A great loss for China, even if the government won’t acknowledge it (via The Telegraph):
He launched an ambitious decentralisation plan at Keda, allowing staff to join administrative panels in discussions about funding and promotions. Furthermore, he established exchange programmes with foreign universities. “I am determined to create intellectual and academic freedom,” he told an interviewer from The Atlantic magazine.
Initially his initiatives were welcomed by the Chinese authorities. But by the end of 1986 students at Keda took the liberalising campaign to the political stage, demanding the right to nominate candidates at local elections. Soon tens of thousands of students were protesting on campuses across the country.
As his experiment spun out of control, Fang rapidly fell from favour. Stripped of his job at Keda, he was reassigned to the Beijing Observatory. In January 1987, he was denounced by Deng himself and expelled from the Communist Party.

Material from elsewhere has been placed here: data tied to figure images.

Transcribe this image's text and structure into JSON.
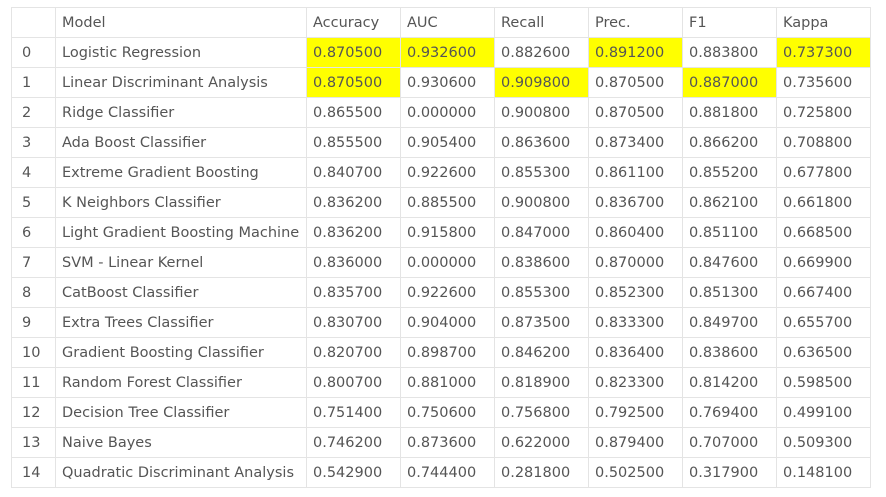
{
  "table": {
    "columns": [
      "",
      "Model",
      "Accuracy",
      "AUC",
      "Recall",
      "Prec.",
      "F1",
      "Kappa"
    ],
    "highlight_color": "#ffff00",
    "rows": [
      {
        "idx": "0",
        "model": "Logistic Regression",
        "accuracy": "0.870500",
        "auc": "0.932600",
        "recall": "0.882600",
        "prec": "0.891200",
        "f1": "0.883800",
        "kappa": "0.737300",
        "highlight": [
          "accuracy",
          "auc",
          "prec",
          "kappa"
        ]
      },
      {
        "idx": "1",
        "model": "Linear Discriminant Analysis",
        "accuracy": "0.870500",
        "auc": "0.930600",
        "recall": "0.909800",
        "prec": "0.870500",
        "f1": "0.887000",
        "kappa": "0.735600",
        "highlight": [
          "accuracy",
          "recall",
          "f1"
        ]
      },
      {
        "idx": "2",
        "model": "Ridge Classifier",
        "accuracy": "0.865500",
        "auc": "0.000000",
        "recall": "0.900800",
        "prec": "0.870500",
        "f1": "0.881800",
        "kappa": "0.725800",
        "highlight": []
      },
      {
        "idx": "3",
        "model": "Ada Boost Classifier",
        "accuracy": "0.855500",
        "auc": "0.905400",
        "recall": "0.863600",
        "prec": "0.873400",
        "f1": "0.866200",
        "kappa": "0.708800",
        "highlight": []
      },
      {
        "idx": "4",
        "model": "Extreme Gradient Boosting",
        "accuracy": "0.840700",
        "auc": "0.922600",
        "recall": "0.855300",
        "prec": "0.861100",
        "f1": "0.855200",
        "kappa": "0.677800",
        "highlight": []
      },
      {
        "idx": "5",
        "model": "K Neighbors Classifier",
        "accuracy": "0.836200",
        "auc": "0.885500",
        "recall": "0.900800",
        "prec": "0.836700",
        "f1": "0.862100",
        "kappa": "0.661800",
        "highlight": []
      },
      {
        "idx": "6",
        "model": "Light Gradient Boosting Machine",
        "accuracy": "0.836200",
        "auc": "0.915800",
        "recall": "0.847000",
        "prec": "0.860400",
        "f1": "0.851100",
        "kappa": "0.668500",
        "highlight": []
      },
      {
        "idx": "7",
        "model": "SVM - Linear Kernel",
        "accuracy": "0.836000",
        "auc": "0.000000",
        "recall": "0.838600",
        "prec": "0.870000",
        "f1": "0.847600",
        "kappa": "0.669900",
        "highlight": []
      },
      {
        "idx": "8",
        "model": "CatBoost Classifier",
        "accuracy": "0.835700",
        "auc": "0.922600",
        "recall": "0.855300",
        "prec": "0.852300",
        "f1": "0.851300",
        "kappa": "0.667400",
        "highlight": []
      },
      {
        "idx": "9",
        "model": "Extra Trees Classifier",
        "accuracy": "0.830700",
        "auc": "0.904000",
        "recall": "0.873500",
        "prec": "0.833300",
        "f1": "0.849700",
        "kappa": "0.655700",
        "highlight": []
      },
      {
        "idx": "10",
        "model": "Gradient Boosting Classifier",
        "accuracy": "0.820700",
        "auc": "0.898700",
        "recall": "0.846200",
        "prec": "0.836400",
        "f1": "0.838600",
        "kappa": "0.636500",
        "highlight": []
      },
      {
        "idx": "11",
        "model": "Random Forest Classifier",
        "accuracy": "0.800700",
        "auc": "0.881000",
        "recall": "0.818900",
        "prec": "0.823300",
        "f1": "0.814200",
        "kappa": "0.598500",
        "highlight": []
      },
      {
        "idx": "12",
        "model": "Decision Tree Classifier",
        "accuracy": "0.751400",
        "auc": "0.750600",
        "recall": "0.756800",
        "prec": "0.792500",
        "f1": "0.769400",
        "kappa": "0.499100",
        "highlight": []
      },
      {
        "idx": "13",
        "model": "Naive Bayes",
        "accuracy": "0.746200",
        "auc": "0.873600",
        "recall": "0.622000",
        "prec": "0.879400",
        "f1": "0.707000",
        "kappa": "0.509300",
        "highlight": []
      },
      {
        "idx": "14",
        "model": "Quadratic Discriminant Analysis",
        "accuracy": "0.542900",
        "auc": "0.744400",
        "recall": "0.281800",
        "prec": "0.502500",
        "f1": "0.317900",
        "kappa": "0.148100",
        "highlight": []
      }
    ]
  }
}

The move simply cemented Fang’s position as an opposition figurehead. Over the next three years he hinted at greed and nepotism in the senior ranks of the party. By early 1989 his apartment had become a focal point for pro-reform meetings. In January that year he wrote to Deng demanding the release of political prisoners. Then, in February, he was invited by George Bush to attend a Texan-style barbecue that the American president was hosting on his first state visit to China.

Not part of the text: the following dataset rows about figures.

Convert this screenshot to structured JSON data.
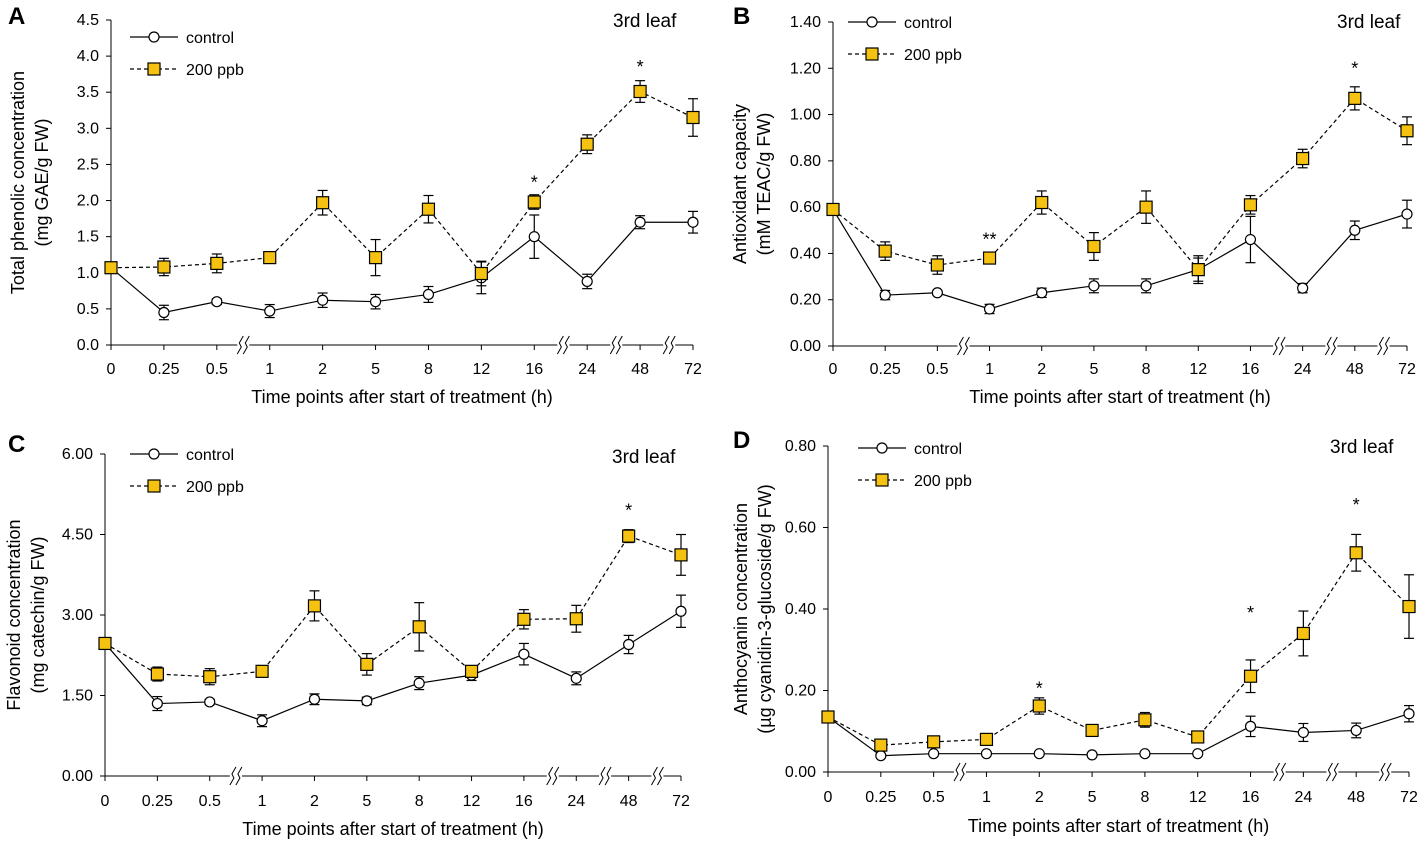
{
  "figure": {
    "charts_count": 4
  },
  "chart_data": [
    {
      "panel": "A",
      "type": "line",
      "annotation": "3rd leaf",
      "xlabel": "Time points after start of treatment (h)",
      "ylabel": [
        "Total phenolic concentration",
        "(mg GAE/g FW)"
      ],
      "categories": [
        "0",
        "0.25",
        "0.5",
        "1",
        "2",
        "5",
        "8",
        "12",
        "16",
        "24",
        "48",
        "72"
      ],
      "axis_breaks_after": [
        "0.5",
        "16",
        "24",
        "48"
      ],
      "ylim": [
        0,
        4.5
      ],
      "yticks": [
        "0.0",
        "0.5",
        "1.0",
        "1.5",
        "2.0",
        "2.5",
        "3.0",
        "3.5",
        "4.0",
        "4.5"
      ],
      "legend": [
        "control",
        "200 ppb"
      ],
      "series": [
        {
          "name": "control",
          "marker": "circle",
          "line": "solid",
          "values": [
            1.07,
            0.45,
            0.6,
            0.47,
            0.62,
            0.6,
            0.7,
            0.93,
            1.5,
            0.88,
            1.7,
            1.7
          ],
          "errors": [
            0.05,
            0.1,
            0.04,
            0.09,
            0.1,
            0.1,
            0.11,
            0.22,
            0.3,
            0.1,
            0.09,
            0.15
          ]
        },
        {
          "name": "200 ppb",
          "marker": "square",
          "line": "dashed",
          "values": [
            1.07,
            1.08,
            1.13,
            1.21,
            1.97,
            1.21,
            1.88,
            0.99,
            1.98,
            2.78,
            3.51,
            3.15
          ],
          "errors": [
            0.05,
            0.12,
            0.13,
            0.05,
            0.17,
            0.25,
            0.19,
            0.17,
            0.1,
            0.13,
            0.15,
            0.26
          ]
        }
      ],
      "significance": [
        {
          "category": "16",
          "label": "*",
          "y": 2.25
        },
        {
          "category": "48",
          "label": "*",
          "y": 3.85
        }
      ]
    },
    {
      "panel": "B",
      "type": "line",
      "annotation": "3rd leaf",
      "xlabel": "Time points after start of treatment (h)",
      "ylabel": [
        "Antioxidant capacity",
        "(mM TEAC/g FW)"
      ],
      "categories": [
        "0",
        "0.25",
        "0.5",
        "1",
        "2",
        "5",
        "8",
        "12",
        "16",
        "24",
        "48",
        "72"
      ],
      "axis_breaks_after": [
        "0.5",
        "16",
        "24",
        "48"
      ],
      "ylim": [
        0,
        1.4
      ],
      "yticks": [
        "0.00",
        "0.20",
        "0.40",
        "0.60",
        "0.80",
        "1.00",
        "1.20",
        "1.40"
      ],
      "legend": [
        "control",
        "200 ppb"
      ],
      "series": [
        {
          "name": "control",
          "marker": "circle",
          "line": "solid",
          "values": [
            0.59,
            0.22,
            0.23,
            0.16,
            0.23,
            0.26,
            0.26,
            0.33,
            0.46,
            0.25,
            0.5,
            0.57
          ],
          "errors": [
            0.02,
            0.02,
            0.01,
            0.02,
            0.02,
            0.03,
            0.03,
            0.06,
            0.1,
            0.02,
            0.04,
            0.06
          ]
        },
        {
          "name": "200 ppb",
          "marker": "square",
          "line": "dashed",
          "values": [
            0.59,
            0.41,
            0.35,
            0.38,
            0.62,
            0.43,
            0.6,
            0.33,
            0.61,
            0.81,
            1.07,
            0.93
          ],
          "errors": [
            0.02,
            0.04,
            0.04,
            0.01,
            0.05,
            0.06,
            0.07,
            0.05,
            0.04,
            0.04,
            0.05,
            0.06
          ]
        }
      ],
      "significance": [
        {
          "category": "1",
          "label": "**",
          "y": 0.46
        },
        {
          "category": "48",
          "label": "*",
          "y": 1.2
        }
      ]
    },
    {
      "panel": "C",
      "type": "line",
      "annotation": "3rd leaf",
      "xlabel": "Time points after start of treatment (h)",
      "ylabel": [
        "Flavonoid concentration",
        "(mg catechin/g FW)"
      ],
      "categories": [
        "0",
        "0.25",
        "0.5",
        "1",
        "2",
        "5",
        "8",
        "12",
        "16",
        "24",
        "48",
        "72"
      ],
      "axis_breaks_after": [
        "0.5",
        "16",
        "24",
        "48"
      ],
      "ylim": [
        0,
        6
      ],
      "yticks": [
        "0.00",
        "1.50",
        "3.00",
        "4.50",
        "6.00"
      ],
      "legend": [
        "control",
        "200 ppb"
      ],
      "series": [
        {
          "name": "control",
          "marker": "circle",
          "line": "solid",
          "values": [
            2.47,
            1.35,
            1.38,
            1.03,
            1.43,
            1.4,
            1.73,
            1.88,
            2.27,
            1.82,
            2.45,
            3.07
          ],
          "errors": [
            0.05,
            0.13,
            0.05,
            0.11,
            0.1,
            0.07,
            0.12,
            0.1,
            0.2,
            0.12,
            0.17,
            0.3
          ]
        },
        {
          "name": "200 ppb",
          "marker": "square",
          "line": "dashed",
          "values": [
            2.47,
            1.9,
            1.85,
            1.95,
            3.17,
            2.08,
            2.78,
            1.95,
            2.92,
            2.93,
            4.47,
            4.12
          ],
          "errors": [
            0.05,
            0.13,
            0.15,
            0.05,
            0.28,
            0.2,
            0.45,
            0.1,
            0.18,
            0.25,
            0.12,
            0.38
          ]
        }
      ],
      "significance": [
        {
          "category": "48",
          "label": "*",
          "y": 4.95
        }
      ]
    },
    {
      "panel": "D",
      "type": "line",
      "annotation": "3rd leaf",
      "xlabel": "Time points after start of treatment (h)",
      "ylabel": [
        "Anthocyanin concentration",
        "(µg cyanidin-3-glucoside/g FW)"
      ],
      "categories": [
        "0",
        "0.25",
        "0.5",
        "1",
        "2",
        "5",
        "8",
        "12",
        "16",
        "24",
        "48",
        "72"
      ],
      "axis_breaks_after": [
        "0.5",
        "16",
        "24",
        "48"
      ],
      "ylim": [
        0,
        0.8
      ],
      "yticks": [
        "0.00",
        "0.20",
        "0.40",
        "0.60",
        "0.80"
      ],
      "legend": [
        "control",
        "200 ppb"
      ],
      "series": [
        {
          "name": "control",
          "marker": "circle",
          "line": "solid",
          "values": [
            0.135,
            0.04,
            0.045,
            0.045,
            0.045,
            0.042,
            0.045,
            0.045,
            0.112,
            0.097,
            0.102,
            0.143
          ],
          "errors": [
            0.005,
            0.004,
            0.003,
            0.004,
            0.004,
            0.003,
            0.004,
            0.004,
            0.025,
            0.022,
            0.018,
            0.02
          ]
        },
        {
          "name": "200 ppb",
          "marker": "square",
          "line": "dashed",
          "values": [
            0.135,
            0.066,
            0.074,
            0.08,
            0.162,
            0.102,
            0.128,
            0.086,
            0.235,
            0.34,
            0.538,
            0.406
          ],
          "errors": [
            0.005,
            0.01,
            0.008,
            0.008,
            0.02,
            0.012,
            0.018,
            0.008,
            0.04,
            0.055,
            0.045,
            0.078
          ]
        }
      ],
      "significance": [
        {
          "category": "2",
          "label": "*",
          "y": 0.205
        },
        {
          "category": "16",
          "label": "*",
          "y": 0.39
        },
        {
          "category": "48",
          "label": "*",
          "y": 0.655
        }
      ]
    }
  ],
  "colors": {
    "axis": "#000000",
    "control_line": "#000000",
    "control_marker_fill": "#ffffff",
    "treatment_line": "#000000",
    "treatment_marker_fill": "#F5C211",
    "treatment_marker_edge": "#000000"
  }
}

Fang set off for the party with his wife, but was pulled over by a traffic policeman. They resumed the journey in a taxi, only for that to be stopped too. Proceeding on foot, they arrived at the home of the American ambassador, who was not in. Spotted by a Canadian diplomat, Fang soon found himself at the president’s press centre, giving a blow-by-blow account of the harassment he had suffered to the world’s press.
Two months later, reacting to the death of Hu Yaobang, the reform-minded Communist Party General Secretary, students began a hunger strike in Tiananmen Square; in June the tanks rolled in.

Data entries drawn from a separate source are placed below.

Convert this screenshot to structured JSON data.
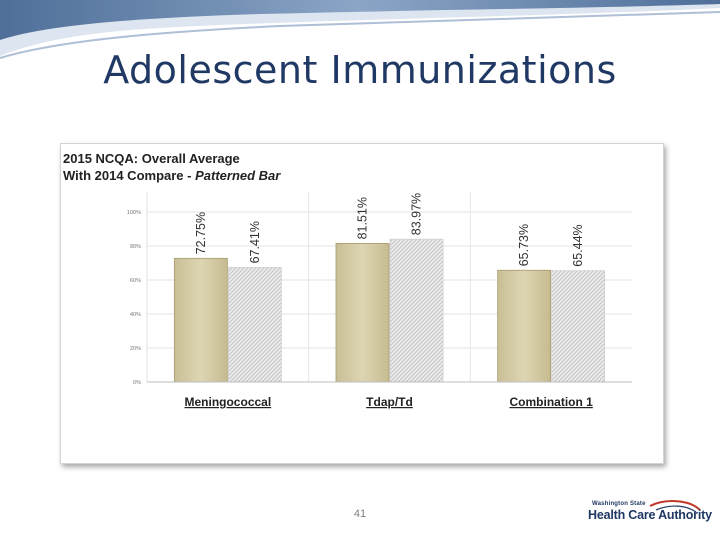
{
  "slide": {
    "title": "Adolescent Immunizations",
    "page_number": "41"
  },
  "logo": {
    "small_text": "Washington State",
    "main_text": "Health Care Authority"
  },
  "colors": {
    "title": "#1f3864",
    "swoosh_dark": "#5a7da6",
    "swoosh_light": "#c5d3e6",
    "bar_2015": "#d5cca7",
    "bar_2015_edge": "#a79a6e",
    "bar_2014": "#e9e9e9",
    "bar_2014_hatch": "#c8c8c8",
    "logo_arc": "#c0392b"
  },
  "chart_data": {
    "type": "bar",
    "title_line1": "2015 NCQA: Overall Average",
    "title_line2_plain": "With 2014 Compare - ",
    "title_line2_italic": "Patterned Bar",
    "categories": [
      "Meningococcal",
      "Tdap/Td",
      "Combination 1"
    ],
    "series": [
      {
        "values": [
          72.75,
          81.51,
          65.73
        ],
        "labels": [
          "72.75%",
          "81.51%",
          "65.73%"
        ],
        "pattern": "solid"
      },
      {
        "values": [
          67.41,
          83.97,
          65.44
        ],
        "labels": [
          "67.41%",
          "83.97%",
          "65.44%"
        ],
        "pattern": "hatched"
      }
    ],
    "y_ticks": [
      {
        "value": 100,
        "label": "100%"
      },
      {
        "value": 80,
        "label": "80%"
      },
      {
        "value": 60,
        "label": "60%"
      },
      {
        "value": 40,
        "label": "40%"
      },
      {
        "value": 20,
        "label": "20%"
      },
      {
        "value": 0,
        "label": "0%"
      }
    ],
    "ylim": [
      0,
      100
    ],
    "grid": true
  }
}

On June 5 Fang and his wife were granted refuge inside the American embassy, which considered them in “personal danger”. But it took a year of delicate negotiations before the pair were allowed to leave the country.
Once in the United States, Fang became a physics professor at the University of Arizona in Tucson. There he continued his research into the origins of the universe, dropping the odd hint at faculty drinks parties of his unusual career path. He is survived by his wife and a son.